I often describe my novel Fundamentally as Evelyn Waugh meets Phoebe Waller-Bridge, so I’ve been inspired by a pretty wide range of cultural production! I’ve always loved old-school British satire, like Evelyn Waugh’s hilarious novel Scoop about an accidental war journalist, Kingsley Amis’ comic academia novel Lucky Jim, and every word ever written by Oscar Wilde. I adore the wry cynicism, the nose for the absurd, and the ability to undermine an entire institution with a well-timed observation or a devastating bit of side-eye.

For contemporary political satire, I’m drawn to American writers like Paul Beatty and Percival Everett. Beatty’s The Sellout and Everett’s The Trees are astonishing in how they use daring humour to mount searing socio-political critiques. I love reading a joke and feeling my eyes widen with shock before laughing out loud. I have so much respect for writers who can use humour both to entertain the reader and to skewer the political status quo – it’s what I am trying to do in my own work!

Male satirical writers sometimes miss the emotional, relational and bodily truths of the human experience, but there are so many phenomenal female writers who I turn to for inspiration.

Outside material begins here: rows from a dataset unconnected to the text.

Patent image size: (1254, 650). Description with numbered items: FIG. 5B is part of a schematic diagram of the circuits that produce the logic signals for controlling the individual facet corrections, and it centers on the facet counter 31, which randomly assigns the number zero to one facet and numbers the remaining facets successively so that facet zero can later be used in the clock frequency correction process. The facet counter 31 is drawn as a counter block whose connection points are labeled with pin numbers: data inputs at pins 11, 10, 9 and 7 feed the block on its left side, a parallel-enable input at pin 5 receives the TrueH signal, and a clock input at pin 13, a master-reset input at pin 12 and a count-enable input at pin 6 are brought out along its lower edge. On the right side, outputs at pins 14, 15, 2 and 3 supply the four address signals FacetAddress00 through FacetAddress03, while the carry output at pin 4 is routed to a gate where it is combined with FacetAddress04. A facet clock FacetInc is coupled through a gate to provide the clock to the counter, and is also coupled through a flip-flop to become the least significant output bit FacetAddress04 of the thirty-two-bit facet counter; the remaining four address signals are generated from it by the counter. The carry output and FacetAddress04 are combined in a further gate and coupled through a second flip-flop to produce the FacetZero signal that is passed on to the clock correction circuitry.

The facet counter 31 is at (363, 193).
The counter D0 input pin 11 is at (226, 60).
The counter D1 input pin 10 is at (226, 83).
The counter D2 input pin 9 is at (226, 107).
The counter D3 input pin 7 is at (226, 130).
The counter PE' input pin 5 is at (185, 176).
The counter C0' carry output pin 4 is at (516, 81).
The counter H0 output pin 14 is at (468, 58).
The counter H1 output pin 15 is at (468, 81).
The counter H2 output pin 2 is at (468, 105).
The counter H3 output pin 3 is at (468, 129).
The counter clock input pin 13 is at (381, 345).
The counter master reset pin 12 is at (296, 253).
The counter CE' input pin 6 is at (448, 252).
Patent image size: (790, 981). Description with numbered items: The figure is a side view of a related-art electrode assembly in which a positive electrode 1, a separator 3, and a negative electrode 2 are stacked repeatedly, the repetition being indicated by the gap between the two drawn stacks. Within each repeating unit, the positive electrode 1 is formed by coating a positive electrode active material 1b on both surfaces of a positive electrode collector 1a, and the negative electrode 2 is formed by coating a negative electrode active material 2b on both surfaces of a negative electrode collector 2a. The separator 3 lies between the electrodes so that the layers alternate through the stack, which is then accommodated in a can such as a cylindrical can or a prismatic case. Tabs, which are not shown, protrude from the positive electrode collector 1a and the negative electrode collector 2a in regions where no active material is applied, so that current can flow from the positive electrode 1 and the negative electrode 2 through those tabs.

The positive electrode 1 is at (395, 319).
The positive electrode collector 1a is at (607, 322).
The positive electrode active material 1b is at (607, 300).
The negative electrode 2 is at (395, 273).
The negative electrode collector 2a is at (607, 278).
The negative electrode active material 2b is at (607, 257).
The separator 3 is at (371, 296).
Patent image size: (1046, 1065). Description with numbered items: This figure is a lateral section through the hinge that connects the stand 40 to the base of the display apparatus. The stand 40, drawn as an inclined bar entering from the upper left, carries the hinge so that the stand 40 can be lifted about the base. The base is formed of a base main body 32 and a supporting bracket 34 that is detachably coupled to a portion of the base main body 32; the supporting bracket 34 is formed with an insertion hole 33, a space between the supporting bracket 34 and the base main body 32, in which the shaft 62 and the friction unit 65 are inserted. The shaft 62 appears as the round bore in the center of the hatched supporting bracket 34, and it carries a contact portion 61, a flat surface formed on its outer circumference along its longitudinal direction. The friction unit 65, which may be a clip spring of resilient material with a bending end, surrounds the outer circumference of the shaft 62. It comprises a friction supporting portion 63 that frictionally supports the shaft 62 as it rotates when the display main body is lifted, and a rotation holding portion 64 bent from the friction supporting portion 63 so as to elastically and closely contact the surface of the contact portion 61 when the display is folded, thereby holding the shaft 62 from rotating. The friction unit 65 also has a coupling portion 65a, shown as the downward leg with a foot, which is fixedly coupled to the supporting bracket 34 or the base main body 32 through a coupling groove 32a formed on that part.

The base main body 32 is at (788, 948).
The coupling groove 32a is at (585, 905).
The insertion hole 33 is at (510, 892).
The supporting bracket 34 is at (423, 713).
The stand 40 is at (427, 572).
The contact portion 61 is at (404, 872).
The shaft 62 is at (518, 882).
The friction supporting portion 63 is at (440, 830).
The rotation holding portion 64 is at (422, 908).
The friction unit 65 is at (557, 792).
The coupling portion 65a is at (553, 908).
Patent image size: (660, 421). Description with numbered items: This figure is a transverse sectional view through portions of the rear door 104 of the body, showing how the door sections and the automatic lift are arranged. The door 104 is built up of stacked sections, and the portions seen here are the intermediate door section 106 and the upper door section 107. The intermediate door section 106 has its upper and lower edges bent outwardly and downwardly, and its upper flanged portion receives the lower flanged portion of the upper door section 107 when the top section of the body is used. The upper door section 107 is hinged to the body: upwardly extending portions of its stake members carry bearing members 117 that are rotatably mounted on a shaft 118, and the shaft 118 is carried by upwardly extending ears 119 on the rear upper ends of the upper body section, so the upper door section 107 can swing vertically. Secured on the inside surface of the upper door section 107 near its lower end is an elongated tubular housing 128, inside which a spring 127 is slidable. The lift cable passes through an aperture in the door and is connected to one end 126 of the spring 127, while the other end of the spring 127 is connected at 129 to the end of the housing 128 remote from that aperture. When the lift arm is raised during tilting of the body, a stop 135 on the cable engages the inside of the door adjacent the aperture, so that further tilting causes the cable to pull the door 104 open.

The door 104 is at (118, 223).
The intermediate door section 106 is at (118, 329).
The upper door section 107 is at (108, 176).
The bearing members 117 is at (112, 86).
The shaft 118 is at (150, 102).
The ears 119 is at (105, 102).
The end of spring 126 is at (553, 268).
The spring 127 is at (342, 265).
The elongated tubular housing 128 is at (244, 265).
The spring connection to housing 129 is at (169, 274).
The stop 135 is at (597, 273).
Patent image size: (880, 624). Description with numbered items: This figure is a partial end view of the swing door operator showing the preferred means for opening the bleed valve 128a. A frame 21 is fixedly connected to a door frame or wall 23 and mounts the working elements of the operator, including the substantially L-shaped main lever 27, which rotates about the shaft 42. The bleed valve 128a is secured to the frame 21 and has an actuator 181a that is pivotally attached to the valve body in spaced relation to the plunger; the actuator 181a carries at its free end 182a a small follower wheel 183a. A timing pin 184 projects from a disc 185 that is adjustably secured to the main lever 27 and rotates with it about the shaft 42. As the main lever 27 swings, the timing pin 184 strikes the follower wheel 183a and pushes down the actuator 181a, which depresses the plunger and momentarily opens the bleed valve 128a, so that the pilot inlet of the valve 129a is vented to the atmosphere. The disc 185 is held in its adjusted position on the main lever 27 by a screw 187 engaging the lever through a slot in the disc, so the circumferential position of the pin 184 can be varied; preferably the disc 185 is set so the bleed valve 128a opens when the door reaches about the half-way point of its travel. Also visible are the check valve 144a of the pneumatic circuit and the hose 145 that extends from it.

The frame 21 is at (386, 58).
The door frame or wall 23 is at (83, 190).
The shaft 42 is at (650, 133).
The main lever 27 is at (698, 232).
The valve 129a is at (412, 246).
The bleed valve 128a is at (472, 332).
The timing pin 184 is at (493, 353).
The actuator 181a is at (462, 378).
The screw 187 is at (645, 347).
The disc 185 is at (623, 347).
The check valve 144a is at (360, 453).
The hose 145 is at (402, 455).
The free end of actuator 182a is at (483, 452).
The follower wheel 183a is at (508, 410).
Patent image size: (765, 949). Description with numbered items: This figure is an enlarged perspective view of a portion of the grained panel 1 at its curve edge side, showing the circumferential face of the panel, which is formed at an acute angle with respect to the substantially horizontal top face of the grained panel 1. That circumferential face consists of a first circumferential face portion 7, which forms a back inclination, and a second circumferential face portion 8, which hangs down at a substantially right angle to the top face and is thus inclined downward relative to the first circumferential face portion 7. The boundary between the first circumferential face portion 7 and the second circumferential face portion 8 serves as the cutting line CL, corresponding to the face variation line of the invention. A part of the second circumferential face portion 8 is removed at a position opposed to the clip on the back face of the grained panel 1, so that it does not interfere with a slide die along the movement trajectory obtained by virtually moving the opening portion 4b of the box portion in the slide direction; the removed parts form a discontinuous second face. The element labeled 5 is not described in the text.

Melissa Broder’s Milk Fed is an intimately observed riot of the senses, stuffed with food and lesbian sex and large female bodies, as well as being a smart dissection of mothers and religion and eating disorders. The intoxicating intimacy and abjection in Megan Nolan’s Acts of Desperation is a best-in-class exploration of the desire to find sublimation in relationships, and Amy Key’s nonfiction book Arrangements in Blue is a stunningly honest and emotionally wrenching study of the joys and disappointments of a life lived alone.

I love novels that find delight in absurdity, and two of my favourites are Ottessa Moshfegh’s My Year of Rest and Relaxation and Yasmin Zaher’s The Coin. Both stories chart young women journeying through various forms of mental breakdown, but they find hilarity amidst the nonsensical choices made by women who have fallen off the edge, and with a light touch, offer sharp insights into contemporary life.

Writing about an embattled minority community, as I do, is a fraught experience – and Torrey Peters’ DeTransition, Baby has been a guiding light for me. It’s an unflinching and utterly honest exploration of the trans experience that leaves no stone unturned. Peters’ taught me there’s nothing to be gained by sanitising a minority group, that readers can only connect with real, flawed, vulnerable characters – it’s in that mess where empathy is born.

Striking the right balance between humour and emotion can be tremendously difficult, but Catherine Newman is the absolute master. We All Want Impossible Things follows a woman caring for her best friend at the end of life, but anguish, grief, joy, humour, and celebration are all jumbled together in a perfect reflection of life as it really is. I found myself snorting with laughter even as tears streamed from my eyes, a sensation I long to replicate in my own work.